February 28, 1998|By GREGORY KANE
Today I have decided to sally forth into an area where the media seldom go. I'll try to actually write something positive for a change.
I'll call this column "Kudos and Raspberries." The kudos are praises for people who deserve them. The raspberries are razzes, boos and hisses for those who don't, because this simply wouldn't be a media column without something bad being in it.
First on the kudos list is Charlotte Wing Brown, the principal of Baltimore's Dunbar High School. Last week, Dunbar's basketball team lost the city championship to Douglass High School. Dunbar's team was minus the services of all-Metro player Tim Lyles. Dunbar beat Douglass by 17 points earlier in the season with Lyles playing. Without him, Dunbar lost by four. We can safely surmise the services of young Lyles were sorely needed.

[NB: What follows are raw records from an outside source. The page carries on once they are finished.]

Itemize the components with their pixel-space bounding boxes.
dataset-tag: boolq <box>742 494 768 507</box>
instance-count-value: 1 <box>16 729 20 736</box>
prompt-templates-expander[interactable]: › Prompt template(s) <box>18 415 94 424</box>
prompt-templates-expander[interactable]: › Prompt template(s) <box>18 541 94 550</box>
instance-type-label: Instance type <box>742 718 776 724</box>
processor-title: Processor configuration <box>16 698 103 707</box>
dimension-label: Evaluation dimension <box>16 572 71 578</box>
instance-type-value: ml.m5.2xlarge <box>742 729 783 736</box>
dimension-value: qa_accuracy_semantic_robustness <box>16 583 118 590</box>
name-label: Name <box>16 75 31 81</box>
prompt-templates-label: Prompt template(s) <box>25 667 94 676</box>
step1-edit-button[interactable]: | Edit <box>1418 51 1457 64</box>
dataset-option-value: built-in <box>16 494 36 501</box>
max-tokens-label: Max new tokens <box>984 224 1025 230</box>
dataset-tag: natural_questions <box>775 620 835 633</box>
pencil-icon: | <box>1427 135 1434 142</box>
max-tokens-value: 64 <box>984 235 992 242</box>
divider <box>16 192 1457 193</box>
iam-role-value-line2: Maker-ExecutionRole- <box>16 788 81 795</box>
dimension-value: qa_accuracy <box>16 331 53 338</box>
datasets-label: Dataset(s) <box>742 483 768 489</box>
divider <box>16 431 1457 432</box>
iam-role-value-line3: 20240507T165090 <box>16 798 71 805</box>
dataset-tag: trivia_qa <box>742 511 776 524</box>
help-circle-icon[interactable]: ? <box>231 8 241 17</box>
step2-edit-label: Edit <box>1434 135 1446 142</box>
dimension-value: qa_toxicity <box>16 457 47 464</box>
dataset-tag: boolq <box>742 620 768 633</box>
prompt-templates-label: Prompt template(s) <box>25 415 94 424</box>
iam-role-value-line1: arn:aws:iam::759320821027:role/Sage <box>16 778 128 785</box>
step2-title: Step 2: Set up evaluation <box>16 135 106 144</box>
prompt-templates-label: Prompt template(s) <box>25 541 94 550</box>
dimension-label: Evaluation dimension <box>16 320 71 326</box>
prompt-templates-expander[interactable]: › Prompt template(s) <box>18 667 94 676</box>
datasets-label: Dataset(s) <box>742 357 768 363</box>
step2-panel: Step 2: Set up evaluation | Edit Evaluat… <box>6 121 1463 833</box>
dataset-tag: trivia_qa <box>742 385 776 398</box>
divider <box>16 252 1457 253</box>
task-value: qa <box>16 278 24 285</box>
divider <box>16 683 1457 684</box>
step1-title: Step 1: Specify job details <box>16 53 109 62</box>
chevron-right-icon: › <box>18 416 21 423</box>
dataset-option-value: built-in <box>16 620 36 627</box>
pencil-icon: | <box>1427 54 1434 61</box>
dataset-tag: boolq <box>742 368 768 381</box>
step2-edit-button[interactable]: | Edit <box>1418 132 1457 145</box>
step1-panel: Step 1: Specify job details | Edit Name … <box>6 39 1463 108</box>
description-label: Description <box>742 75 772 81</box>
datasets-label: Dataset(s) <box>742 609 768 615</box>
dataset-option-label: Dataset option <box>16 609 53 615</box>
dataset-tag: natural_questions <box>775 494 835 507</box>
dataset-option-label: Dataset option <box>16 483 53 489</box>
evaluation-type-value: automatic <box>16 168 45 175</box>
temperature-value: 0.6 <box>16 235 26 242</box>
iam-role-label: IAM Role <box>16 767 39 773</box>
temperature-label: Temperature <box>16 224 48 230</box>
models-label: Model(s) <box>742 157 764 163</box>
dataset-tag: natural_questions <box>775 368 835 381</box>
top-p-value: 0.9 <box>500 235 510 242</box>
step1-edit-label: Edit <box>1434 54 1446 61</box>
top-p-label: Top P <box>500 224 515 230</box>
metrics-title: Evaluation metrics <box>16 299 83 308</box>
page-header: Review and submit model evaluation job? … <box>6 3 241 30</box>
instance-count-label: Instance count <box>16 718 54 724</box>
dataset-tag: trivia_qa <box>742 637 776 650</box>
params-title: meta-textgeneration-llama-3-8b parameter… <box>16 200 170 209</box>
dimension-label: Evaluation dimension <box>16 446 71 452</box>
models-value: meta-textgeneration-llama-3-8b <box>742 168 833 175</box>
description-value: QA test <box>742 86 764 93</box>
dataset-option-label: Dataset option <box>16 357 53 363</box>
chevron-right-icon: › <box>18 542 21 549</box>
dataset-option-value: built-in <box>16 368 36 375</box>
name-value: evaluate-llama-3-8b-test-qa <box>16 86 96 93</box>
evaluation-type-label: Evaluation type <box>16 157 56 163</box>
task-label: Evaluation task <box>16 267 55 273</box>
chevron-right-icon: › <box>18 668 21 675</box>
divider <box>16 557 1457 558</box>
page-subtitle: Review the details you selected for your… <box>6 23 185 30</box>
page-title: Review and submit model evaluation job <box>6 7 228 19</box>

But Lyles has been under suspension for two weeks, according to Sun sports reporters. He hasn't played during that time. It would have been easy for Brown to reinstate Lyles for the city championship game. By continuing the suspension, she has shown that there are more important things than athletics and championships. Things like discipline and character. There are scores of principals in Baltimore schools who do good work daily, receiving little or no praise for it. Let something bad happen and we media types are sure to be there. So here's to Charlotte Wing Brown for a job well done.
Second on the list is that Douglass basketball team. They scoffed at the notion of any Dunbar basketball mystique and went out and pulled off the upset of the year. In doing so, they took me back to the days of yesteryear and forced me to wax nostalgic. In the late 1950s and early 1960s, this Dunbar-Douglass basketball game was one of the city's most intense rivalries. Douglass' upset may be an indication that the rivalry is about to be renewed.
But let's not forget the 1978-1979 high school basketball season. When Douglass beat Dunbar last week, it served as a reminder that the 1997-1998 basketball season was one in which there has been no real dominant team. In 1979, no fewer than seven teams had the talent to win the city championship: Dunbar, Douglass, Lake Clifton, Southwestern, Northern, Carver and Walbrook. Such balance made for one of city high school basketball's most exciting seasons.
Third on the list is Cathy Hughes. That's right. The owner of Radio One. The same woman I've referred to as "loony" in previous columns. But you have to give credit where it's due. I learned from Boyse Mosley, administrator of the Charles H. Hickey Jr. School, that he plans to install a radio station at the school. Hughes donated the equipment for the station. It's a magnanimous gesture, one Hughes could have taken to the airwaves and crowed about. That she didn't shows the woman can have class when she wants to.
Now, if we could only get her to sign an affidavit swearing she'll never take to the airwaves again.
Now, for the raspberries. Those are reserved for those mischief makers -- most of them here at The Sun -- who insist I look like the Moorish officer in the painting by Bartholomeus Maton. It ran in last Sunday's paper. I've been taking ribbing ever since.
Glenn McNatt, our arts columnist par excellence, started this. He came to me one day, insisting the Moorish officer was the spitting image of me. Now, all of you who saw this picture know this Moorish officer was one UGLY guy.
Now I know I am, to put it delicately, seriously aesthetically challenged. But I look nothing like this Moorish officer character. His is a should-not-be-allowed-to-breed type of ugly. Mine is more of a drives-women-to-celibacy type of ugly. There is a distinct difference. The Moorish officer's eyes look nothing like mine. I'm wearing glasses, he's not. He has a small goatee. I have a beard. Between the glasses and the beard, no one knows what my face actually looks like. And believe me, you don't want to.
But McNatt should be careful of making analogies. More than one caller and letter writer feel Glenn McNatt and Gregory Kane look alike.
Soon Steve Proctor, an editor in features, got in on the act. Did I pose for the Maton picture, Proctor wanted to know. McNatt and Proctor work in features, leading me to believe folks there must have had a bit more libation than normal this week.
What, exactly, is going on here? Is this "Diss the Ugly" week? I did notice one similarity between the Moorish officer and myself: the forehead. We both have large foreheads. What are folks saying? That all ugly people look alike? That all large-foreheaded people look alike? That all ugly, large-foreheaded people look alike?
There's an "ism" at work here, but I haven't figured out quite what the "ism" is. But the Moorish officer and I look nothing alike. should know. I have to look at this kisser more than anyone else.